# taz.de -- Neues Album von H.E.R.: Talent an der Gitarre
       
       > Auf ihrem dritten Album „Back of My Mind“ veröffentlicht Gabriella Wilson
       > aka H.E.R. 21 neue Songs. Auf den besten steht die E-Gitarre im Fokus.
       
 (IMG) Bild: H.E.R. bei einem Auftritt 2019
       
       Gabriella Wilson, die sich als Sängerin schlicht H.E.R. nennt, ist eine
       ungewöhnliche US-Künstlerin. Zwar ist sie in die Fänge der Musikindustrie
       geraten, trotzdem kann sie ihre Talente weitgehend selbstständig austesten.
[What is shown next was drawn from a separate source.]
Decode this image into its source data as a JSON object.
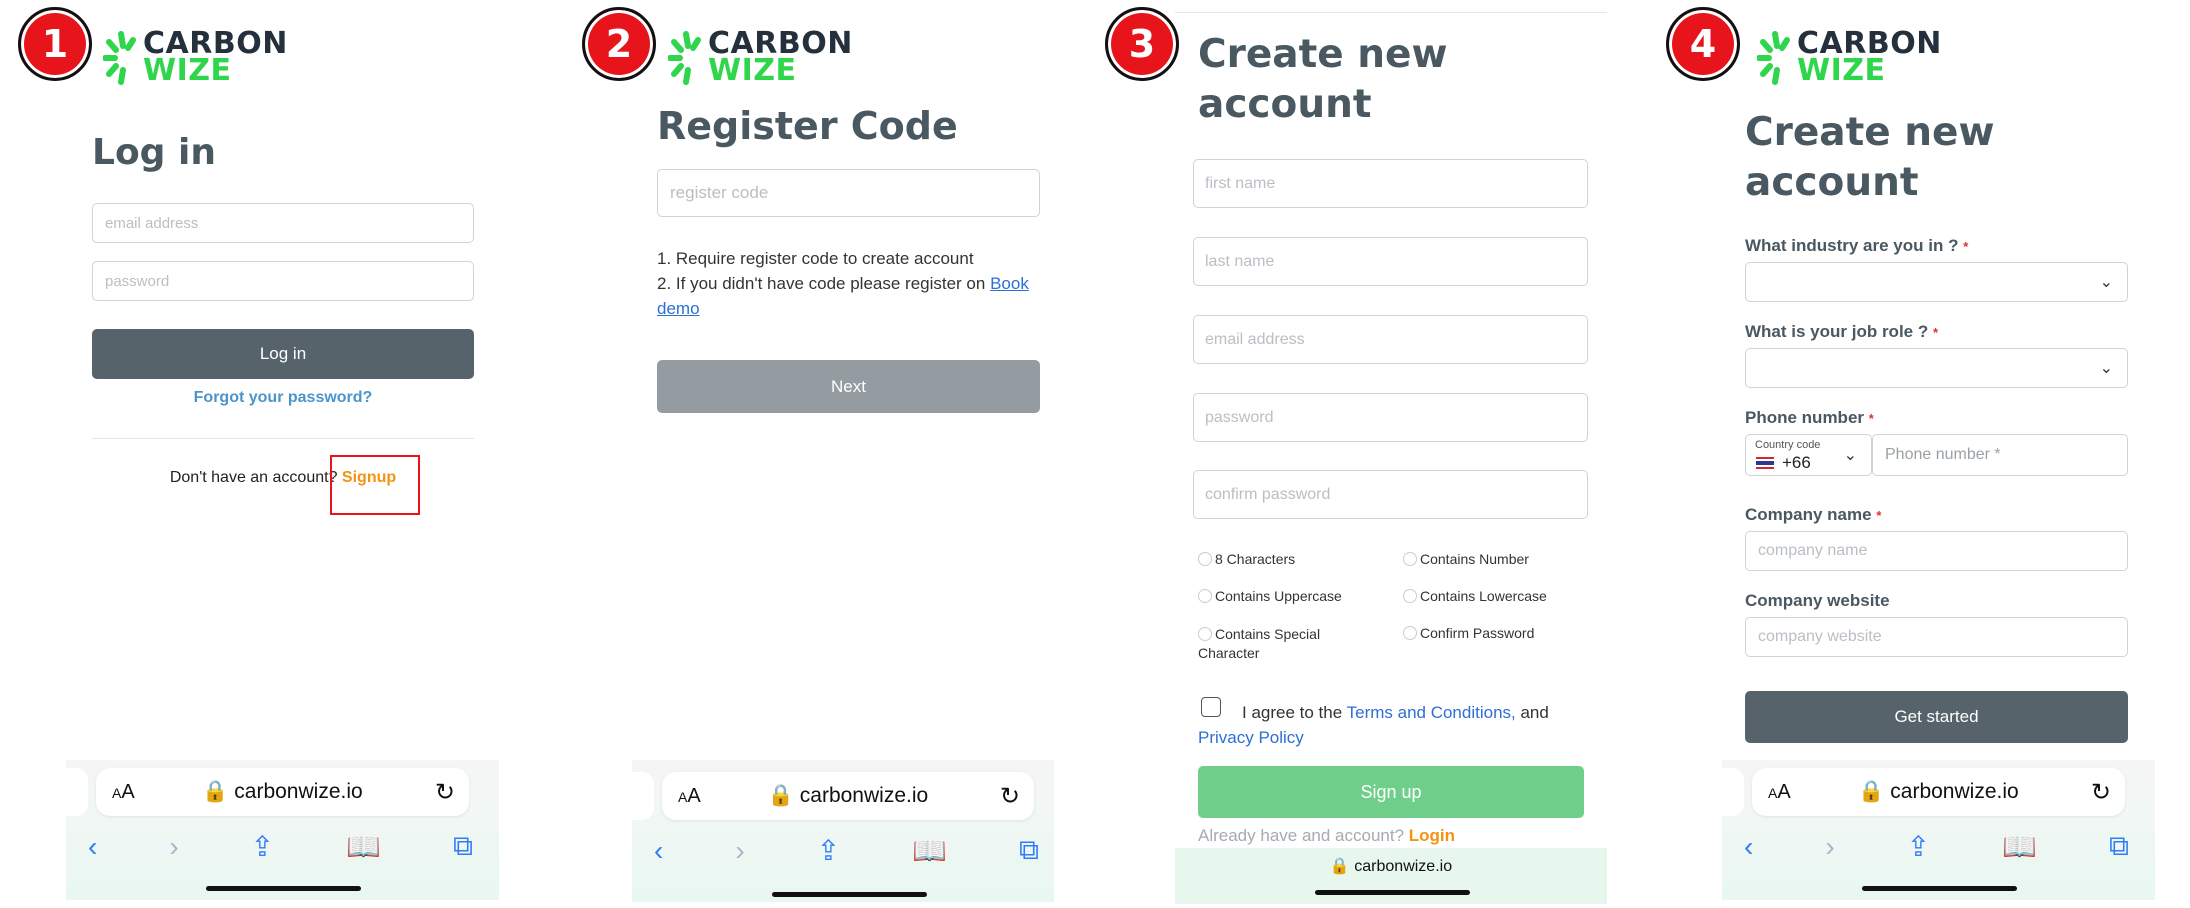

       Zu einem Mainstream-Star à la Beyoncé lässt sie sich bislang nicht
       vermarkten. [1][Obwohl ihr Song „I Can’t Breathe“ bei der Grammy-Verleihung
       als Lied des Jahres ausgezeichnet wur]de. Die 23-jährige Kalifornierin
       komponierte es unter dem Eindruck des gewaltsamen Todes von George Floyd in
       Polizeigewahrsam im vergangenen Mai, es wurde sogleich zur Hymne der
       #Black-Lives-Matter-Bewegung.
       
       Und noch einen Grammy heimste die Künstlerin gemeinsam mit den
       Musiker:Innen Robert Glasper und Meshell Ndegeocello ein: Ihr Song
       „Better Than I Imagined“ gewann in der Kategorie bester R&B-Song. Im
       Frühjahr räumte H.E.R. dann mit „Fight for You“, ihrem Beitrag zum „Judas
       and the Black Messiah“-Soundtrack, einen Oscar ab. Und bei der
       Eröffnungsfeier zum Superbowl „überzeugte sie mit ihrer „America the
       Beautiful“-Version, wobei sie in Jimi-Hendrix-Manier Gitarre spielte.
       
       Wie populär die Tochter eines Afroamerikaners und einer Philippinerin in
       den USA ist, beweisen zudem ihre Absatzzahlen: Laut ihrem Label hat sie
       dort innerhalb von fünf Jahren mehr als 16 Millionen Tonträger verkauft,
       zudem generierte sie sechs Milliarden Streams.
       
       Bisweilen spürt die junge Frau allerdings heftigen Gegenwind.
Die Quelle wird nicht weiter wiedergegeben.